Pemerintah Kota Ofunato, Iwate, mengeluarkan instruksi evakuasi bagi 6.138 penduduk di 2.825 rumah tangga yang berada di kawasan pesisir. Kota dan wilayah lain, seperti Kamaishi, Otsuchi, dan Rikuzentakata, juga meminta warga yang tinggal di luar area pelindung tanggul laut untuk segera mengungsi.
Menurut Badan Meteorologi Jepang (JMA), gelombang tsunami setinggi 10 sentimeter terpantau di Pelabuhan Ofunato pada pukul 17.39 waktu setempat, disusul 20 sentimeter di Pelabuhan Kuji pada pukul 17.52, dan 10 sentimeter di Pelabuhan Miyako pada pukul 18.14. Sekitar pukul 17.12, JMA juga mencatat adanya gelombang tsunami lemah 70 kilometer dari lepas pantai Iwate.
Peringatan tsunami tersebut mencakup potensi gelombang hingga 1 meter.

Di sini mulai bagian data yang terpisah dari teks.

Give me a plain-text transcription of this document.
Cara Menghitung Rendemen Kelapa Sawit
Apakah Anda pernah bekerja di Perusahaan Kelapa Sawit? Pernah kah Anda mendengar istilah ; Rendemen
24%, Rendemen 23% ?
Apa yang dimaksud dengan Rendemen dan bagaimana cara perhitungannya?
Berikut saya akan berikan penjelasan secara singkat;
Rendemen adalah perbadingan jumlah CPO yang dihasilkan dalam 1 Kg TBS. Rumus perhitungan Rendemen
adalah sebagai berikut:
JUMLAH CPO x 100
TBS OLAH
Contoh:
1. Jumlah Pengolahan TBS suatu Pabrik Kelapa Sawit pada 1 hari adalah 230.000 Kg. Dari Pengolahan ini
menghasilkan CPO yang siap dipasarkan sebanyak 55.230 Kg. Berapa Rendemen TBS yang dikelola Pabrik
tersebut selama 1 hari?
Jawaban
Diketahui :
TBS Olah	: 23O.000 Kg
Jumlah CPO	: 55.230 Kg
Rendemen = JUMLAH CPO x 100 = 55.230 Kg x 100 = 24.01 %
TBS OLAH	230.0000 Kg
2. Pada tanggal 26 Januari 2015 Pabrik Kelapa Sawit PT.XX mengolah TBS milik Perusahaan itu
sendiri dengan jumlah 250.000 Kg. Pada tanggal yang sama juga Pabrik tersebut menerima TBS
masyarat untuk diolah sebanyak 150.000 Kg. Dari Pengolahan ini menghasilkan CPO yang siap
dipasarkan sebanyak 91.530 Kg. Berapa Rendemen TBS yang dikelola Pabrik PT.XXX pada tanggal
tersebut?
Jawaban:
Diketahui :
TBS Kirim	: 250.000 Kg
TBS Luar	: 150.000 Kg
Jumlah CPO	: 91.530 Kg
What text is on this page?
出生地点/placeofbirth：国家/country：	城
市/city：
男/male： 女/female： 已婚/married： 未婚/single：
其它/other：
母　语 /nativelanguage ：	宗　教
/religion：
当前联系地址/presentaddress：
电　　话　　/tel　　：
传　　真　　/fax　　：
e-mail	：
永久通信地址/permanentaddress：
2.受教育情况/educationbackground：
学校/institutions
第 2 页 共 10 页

Gempa yang terjadi pada pukul 17.03 itu dirasakan cukup kuat di Kota Morioka dan Kota Yahaba di Prefektur Iwate, serta di Kota Wakuya di Prefektur Miyagi yang bersebelahan.
Akibat gempa, kereta cepat Tohoku Shinkansen sempat kehilangan daya dan menghentikan operasional sementara antara Stasiun Sendai dan Shin-Aomori.
Hingga pukul 18.30 waktu setempat, tidak ada laporan korban jiwa atau luka-luka, menurut pernyataan Pemerintah Prefektur Iwate.